As well as Heineken, its brands include Desperados, Kronenbourg, Deuchers IPA and John Smith’s.
Both brewers said they had faced increased costs and were unable to absorb all of these within their businesses.
Earlier this month, Molson Coors and AB InBev both revealed average price increases of 2.4% and 2.3% respectively.
Carlsberg UK vice-president of independent free trade Per Svendsen said: “We recognise that an increase in pricing is challenging, especially in the context of a competitive trading environment.
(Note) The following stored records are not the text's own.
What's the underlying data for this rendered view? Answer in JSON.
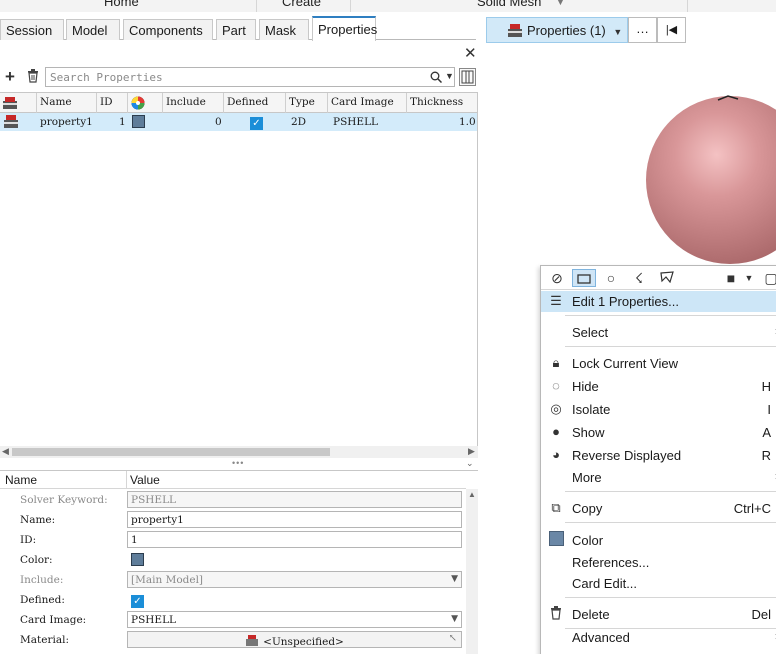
{
  "ribbon": {
    "home": "Home",
    "create": "Create",
    "solid_mesh": "Solid Mesh"
  },
  "tabs": [
    {
      "label": "Session"
    },
    {
      "label": "Model"
    },
    {
      "label": "Components"
    },
    {
      "label": "Part"
    },
    {
      "label": "Mask"
    },
    {
      "label": "Properties"
    }
  ],
  "search": {
    "placeholder": "Search Properties"
  },
  "table": {
    "headers": [
      "Name",
      "ID",
      "",
      "Include",
      "Defined",
      "Type",
      "Card Image",
      "Thickness"
    ],
    "rows": [
      {
        "name": "property1",
        "id": "1",
        "color": "#5f7d9a",
        "include": "0",
        "defined": true,
        "type": "2D",
        "card_image": "PSHELL",
        "thickness": "1.0"
      }
    ]
  },
  "editor": {
    "col_name": "Name",
    "col_value": "Value",
    "rows": [
      {
        "label": "Solver Keyword:",
        "value": "PSHELL"
      },
      {
        "label": "Name:",
        "value": "property1"
      },
      {
        "label": "ID:",
        "value": "1"
      },
      {
        "label": "Color:",
        "value": ""
      },
      {
        "label": "Include:",
        "value": "[Main Model]"
      },
      {
        "label": "Defined:",
        "value": ""
      },
      {
        "label": "Card Image:",
        "value": "PSHELL"
      },
      {
        "label": "Material:",
        "value": "<Unspecified>"
      }
    ]
  },
  "viewport": {
    "properties_button": "Properties (1)",
    "more_button": "…",
    "sphere_color": "#d68f90"
  },
  "context_menu": {
    "edit": "Edit 1 Properties...",
    "select": "Select",
    "lock_view": "Lock Current View",
    "hide": {
      "label": "Hide",
      "key": "H"
    },
    "isolate": {
      "label": "Isolate",
      "key": "I"
    },
    "show": {
      "label": "Show",
      "key": "A"
    },
    "reverse": {
      "label": "Reverse Displayed",
      "key": "R"
    },
    "more": "More",
    "copy": {
      "label": "Copy",
      "key": "Ctrl+C"
    },
    "color": "Color",
    "references": "References...",
    "card_edit": "Card Edit...",
    "delete": {
      "label": "Delete",
      "key": "Del"
    },
    "advanced": "Advanced"
  }
}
"We have worked very hard to mitigate significant cost challenges – which are in play across the food and drink industry. Unfortunately, we have not been able to absorb all of these cost increases in their entirety – notably some of the costs of our imported brands and raw materials – and our new pricing reflects this.”
“This year, we will continue to enhance our portfolio to ensure our customers have access to a fantastic drinks range including Brooklyn Brewery’s craft portfolio, Celia Lager – a small-batch brew, gluten-free organic Czech lager – and an enhanced Crown Cellars wine and spirits portfolio.
"This is in addition to an extensive portfolio of speciality beers from our Tapster’s choice and Crafted ranges, and bold new revitalisation project for Carlsberg, led by Carlsberg Export.”
A spokesman for Heineken said: “We review our on-trade wholesale selling prices (WSPs) on an annual basis to address any increases in our own costs, and pressures from prevailing economic conditions. This year, our review will see an average increase of around 6p per pint (for example, our WSP on Foster’s will increase by 6.6p per pint).
“We fully appreciate that raising prices is never a popular move and we always seek to absorb as much as we can before passing on increases to our trade customers. Our increase also reflects the very comprehensive investment programme we continue to undertake, bringing new and exciting premium drinks to the market; attracting new customers to the on-trade and improving draught cider and beer quality.”